Take a football match for example. When opening the betting market for a football match, a bookmaker will rate the chances of each team winning. They will then set the odds and lines based largely on the respective chances of each team. If two key players for one of the teams has an injury just before the game, the chances of that team winning will obviously be reduced. As such, a bookmaker will adjust the point spread and odds accordingly.
This highlights why it's so important to stay up to date with the relevant information when betting on sports. Doing so won't only help you make your own judgment about the likely outcome of events, it will also help you when analyzing why the odds for a particular selection have changed.
Bookmakers usually attempt to create a balanced book for the sporting events they take bets on, because this is one of the ways they ensure they consistently make money. They aim to be in a situation where they stand to pay out roughly the same amount of money regardless of the outcome, with some level of profit guaranteed.
For example, a balanced book on a tennis match would look something like this.
In this scenario, the bookmaker is going to make nearly $500 in profit irrespective of which player wins the match. They have taken more money on the favorite (Djokovic), but the lower odds means that the total payouts if he wins will approximately be the same as if Murray wins. The bookmaker will be happy with this book, because there's no risk involved.
If the bookmaker had instead taken the same amount of money on each player, then they would have an imbalanced book.
In this scenario, the bookmaker could potentially lose money. They'll make a profit if Djokovic wins, but if Murray wins they'll have nearly a $2,000 loss. The bookmaker is unlikely to be at all happy with this book, as they don't generally like to be in a situation where the result of an event can have such an impact on their profits.

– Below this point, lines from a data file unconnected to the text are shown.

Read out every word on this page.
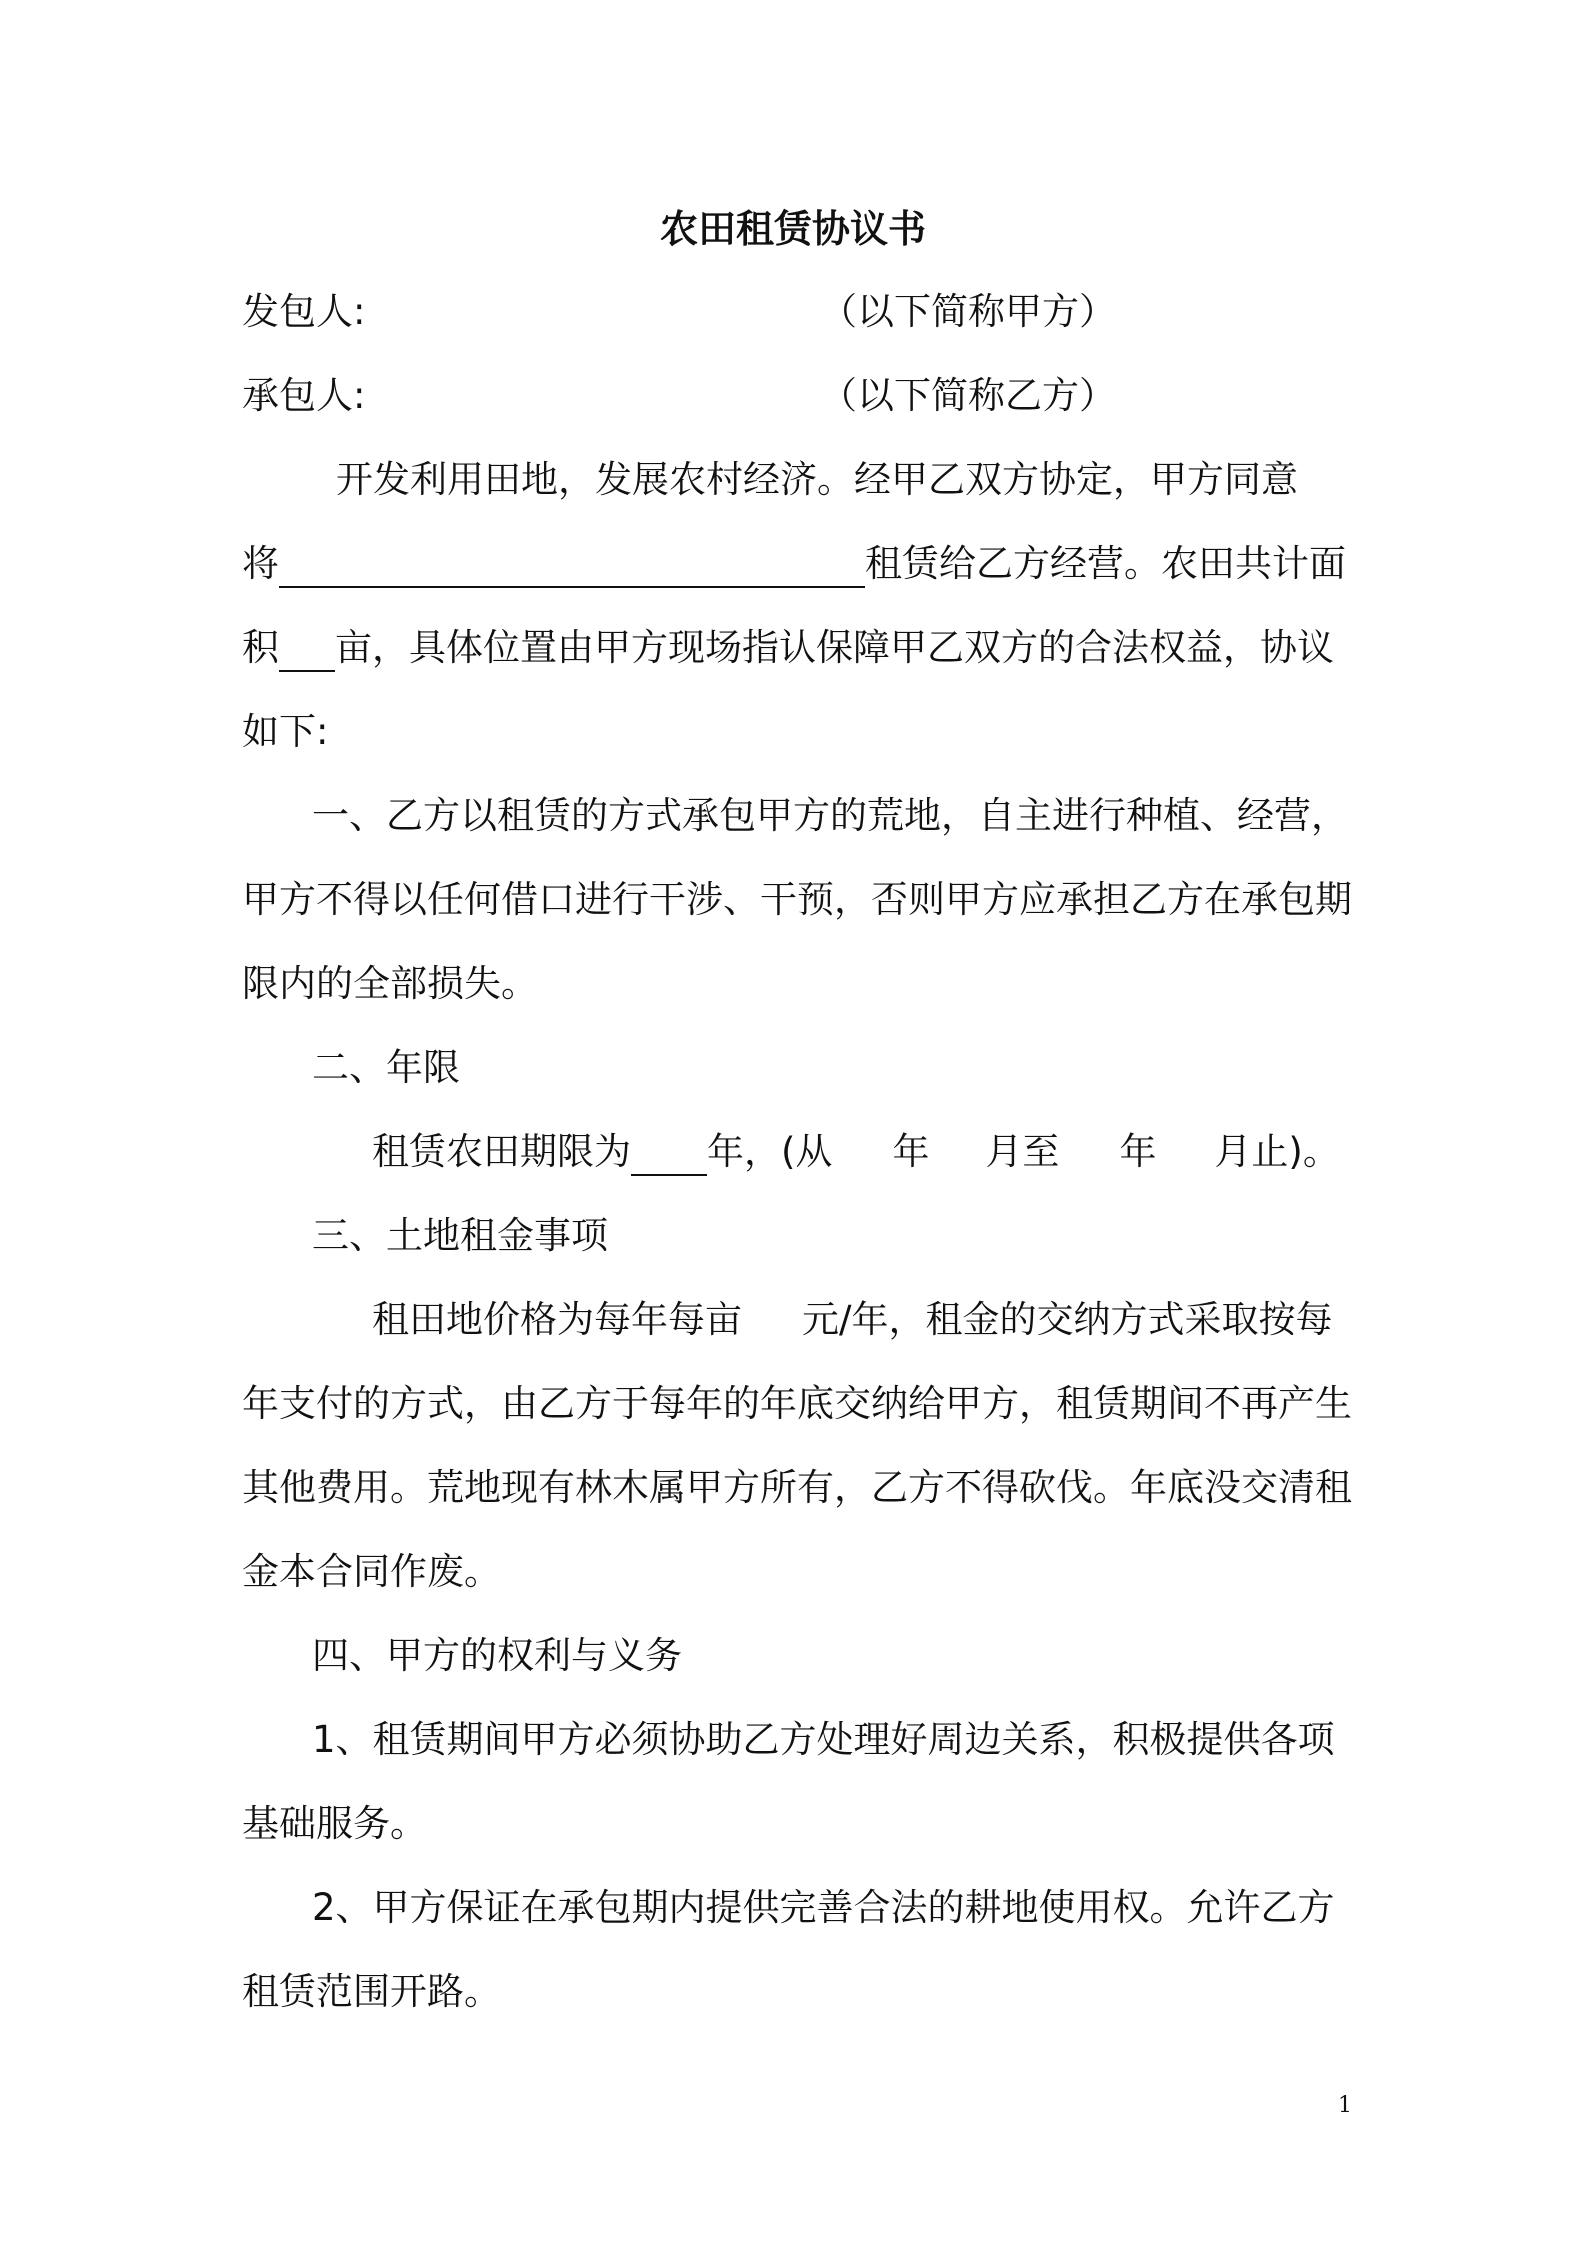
农田租赁协议书

发包人:	（以下简称甲方）

承包人:	（以下简称乙方）

开发利用田地，发展农村经济。经甲乙双方协定，甲方同意

将	租赁给乙方经营。农田共计面

积 亩，具体位置由甲方现场指认保障甲乙双方的合法权益，协议

如下:

一、乙方以租赁的方式承包甲方的荒地，自主进行种植、经营，

甲方不得以任何借口进行干涉、干预，否则甲方应承担乙方在承包期

限内的全部损失。

二、年限

租赁农田期限为 年，(从 年 月至 年 月止)。

三、土地租金事项

租田地价格为每年每亩 元/年，租金的交纳方式采取按每

年支付的方式，由乙方于每年的年底交纳给甲方，租赁期间不再产生

其他费用。荒地现有林木属甲方所有，乙方不得砍伐。年底没交清租

金本合同作废。

四、甲方的权利与义务

1、租赁期间甲方必须协助乙方处理好周边关系，积极提供各项

基础服务。

2、甲方保证在承包期内提供完善合法的耕地使用权。允许乙方

租赁范围开路。

1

When a bookmaker is in such a situation, they may well decide to adjust the odds in order to try and create a balanced book. They might, for example, increase the odds on Djokovic winning. The theory is that by doing this, they'll attract more bets on Djokovic. This could reduce their overall profit margin, but it should enable them to create a balanced book and reduce their exposure to risk. Reducing the odds on Murray, to discourage further bets on him, could also have the same effect.
When bookmakers make changes to the odds to balance their books, a smart bettor can take advantage. It's possible that such changes can create value that wasn't previously there, as the odds for a selection can increase not because an outcome has become less likely, but simply because the bookmaker wants to take more bets on that outcome to eliminate risk.
As a bettor, you're unlikely to ever know for sure if a bookmaker has adjusted the odds in order to balance their books. If you ever see the odds move for no obvious reason, though, there's a strong possibility this is the reason.
Taking a Position
The third main reason why a bookmaker may change odds and lines is because they actually want to take a position. They typically try to create balanced books on the events they cover, as we have just explained, but sometimes they want an imbalanced book if they are confident that a particular outcome may or may not happen.
Going back to the tennis match example we used earlier, it is quite possible that a bookmaker would be confident that Djokovic would win versus Murray. If they were, they may be quite happy to have more bets on Murray and less on Djokovic. They could achieve this by adjusting the odds accordingly i.e. increasing the odds on Murray and/or reducing the odds on Djokovic.
It's reasonably rare for major bookmakers to take positions these days, but some of them still do it on some occasions. This can also create the possibility of finding some extra value, as they may be offering artificially increased odds on a selection that they don't expect to win. If you have the opposite view to the bookmaker, and believe the selection can win, those increased odds will work in your favor.